Aug. 7 (Bloomberg) -- Air Canada fell to its lowest level in more than 10 weeks after the country’s biggest carrier said yields would continue to decline this year as it packs fuller planes.
Air Canada fell 8.1 percent to C$8.51 in Toronto, its lowest closing level since May 27. The drop was the biggest since June 12.
Yield, or average fare per mile, declined 2.1 percent in the second quarter, the company said today. Chief Executive Officer Calin Rovinescu said yields will continue to fall this year as the airline adds more economy class seats and operates longer flights with a view to boosting profit.
“We are purposely looking at having a lower yield,” Rovinescu said on a conference call. “That is part of the strategy here as we look to have a greater bottom line.”
The average length of flights increased 2.5 percent in the second quarter from the same period a year earlier, reducing yield by 1.5 percentage point, Air Canada said in its earnings statement.
Air Canada’s yields in the second quarter were lower than Fadi Chamoun, an analyst at BMO Capital Markets in Toronto, had estimated, “implying a weaker-than-expected June month” particularly in U.S. transborder yields, he said in a note to clients.

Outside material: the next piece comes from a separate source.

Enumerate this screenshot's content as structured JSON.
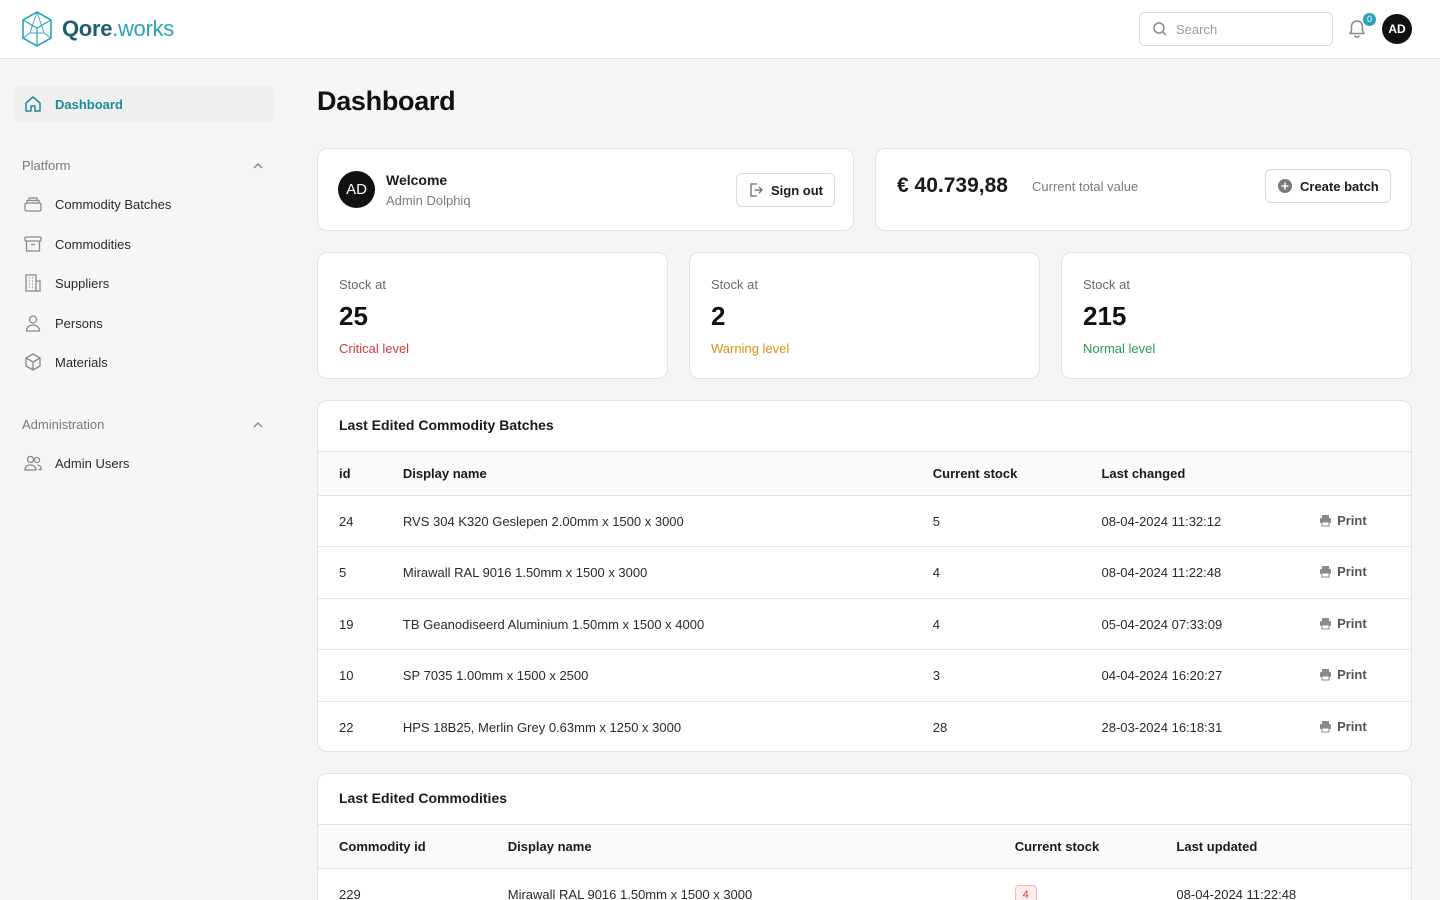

Air Canada also boosted its 2014 cost-cutting target this year. Rovinescu is working to increase profit by about 15 percent over five years by expanding the company’s Rouge low-cost unit after deploying five Boeing Co. 777 aircraft with 31 percent more seats than the plane’s standard version. Air Canada said in May it was planning to refurbish another 12 of its 777s by adding more seats starting next year.